For something that isn't taught outside of higher education that isn't being taught to kids, many people seem dead set on insisting it would be a good thing to teach to kids.
They call it critical race praxis and it absolutely is in k-12 and quite openly. Also, yes, it is a hateful, racist political ideology used to push hate propaganda.
 
We should switch from privilege oppression and start referring to people according to Platonic Republican designations of clay, tin, silver, gold etc
 
I really enjoyed that explanation, so thank you. I'll do some general musings, which I'm using as a type of feedback-seeking variant of asking questions. So, just read everything below in a voice that has an uncertain or questioning uplift during punctuation.

The difference between 'uplift' and 'put down' is very interesting. We sometimes think of the real world as 'hostile', and so create various tools and techniques and infrastructure to make the world less dangerous or hard. Stairs make a hill easier. Automated screening technology makes line-ups faster. Regulations limiting police power makes inter-personal violence less likely. All of these things are designed to benefit us from a more basal state. So, because these things are made, the people who benefit from them are 'privileged'. I didn't make the stairs leading up the hill, but my life is better for their existence.

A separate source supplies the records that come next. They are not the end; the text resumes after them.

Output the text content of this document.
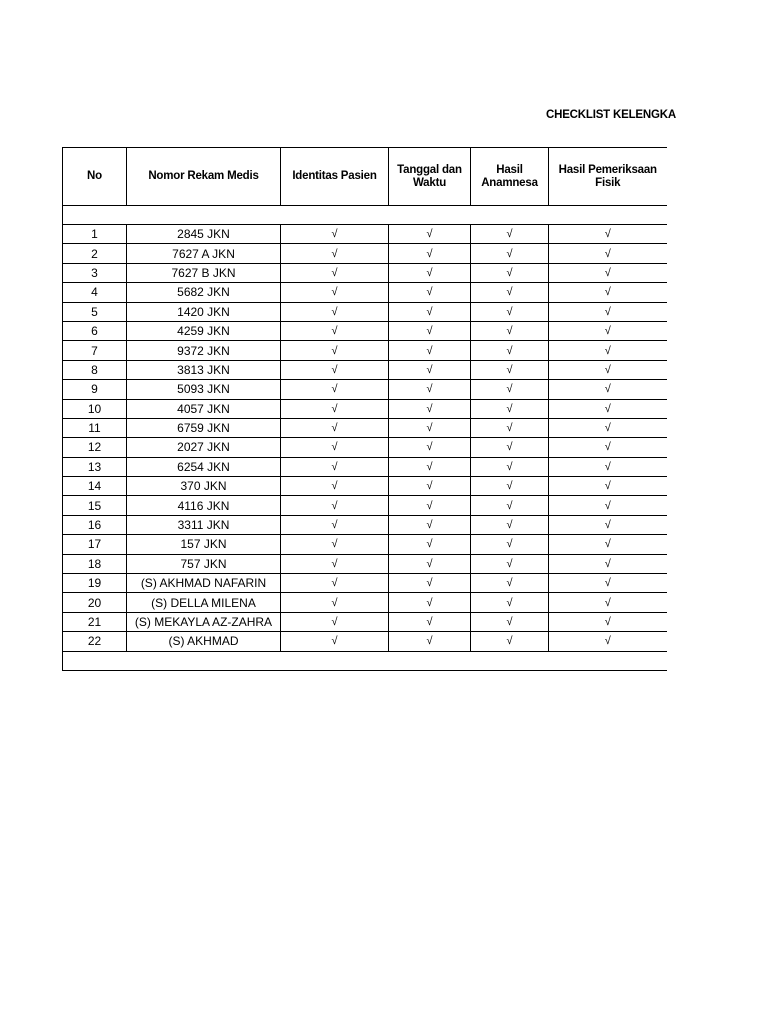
CHECKLIST KELENGKA
No	Nomor Rekam Medis	Identitas Pasien	Tanggal dan Waktu	Hasil Anamnesa	Hasil Pemeriksaan Fisik

1	2845 JKN	√	√	√	√
2	7627 A JKN	√	√	√	√
3	7627 B JKN	√	√	√	√
4	5682 JKN	√	√	√	√
5	1420 JKN	√	√	√	√
6	4259 JKN	√	√	√	√
7	9372 JKN	√	√	√	√
8	3813 JKN	√	√	√	√
9	5093 JKN	√	√	√	√
10	4057 JKN	√	√	√	√
11	6759 JKN	√	√	√	√
12	2027 JKN	√	√	√	√
13	6254 JKN	√	√	√	√
14	370 JKN	√	√	√	√
15	4116 JKN	√	√	√	√
16	3311 JKN	√	√	√	√
17	157 JKN	√	√	√	√
18	757 JKN	√	√	√	√
19	(S) AKHMAD NAFARIN	√	√	√	√
20	(S) DELLA MILENA	√	√	√	√
21	(S) MEKAYLA AZ-ZAHRA	√	√	√	√
22	(S) AKHMAD	√	√	√	√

In many of these cases, the arrangement wasn't designed to oppress anybody. It's just that some people weren't included. Even in the case of police violence (and this is a stretch), the basal state is that people oppress each other if they can. So, while one person can access regulations preventing that violence, not everyone can.

I think the reason why I thought of much of the conversation as being about "but fors" is that there is very much a side conversation being had at the same time about oppression, the deliberate creation of hierarchy that actually seek to put certain people down. If the walkway up the hill is replaced by stairs, not only are things changed to make it better for some, but also worse for others. Active profiling by police not only (thinks it) benefits the other people, but actively harms other cohorts. Some arrangements were made less to uplift some but actually push down others.

Obviously, some but-fors will be in zero-sum arrangement with privileges. If I inherit money someone else inherits the need to borrow from me to do something with money.

So, because there's a Venn Diagram crossover in the conversations, I crossed over the concepts (I still think headwinds and tailwinds observation is a real thing). There's nothing about the concept of privilege that requires that the privilege itself be taken away, the goal is to increase the spread of the uplift. I might be just showing little shower-thought inspiration, but we are trying to reduce either the spread (or the damage from) the 'but fors'. Being raised on clean water is a privilege, but the goal is to replace lead-tainted water supplies. Of course, lots of the world is in unfortunate allocation of compounding benefit, so a privilege that allows a compounding benefit can will have consequences. Being strong makes it easier to build houses. But being good at building houses means that you also have an easier time saving money (which means that someone else will have to borrow).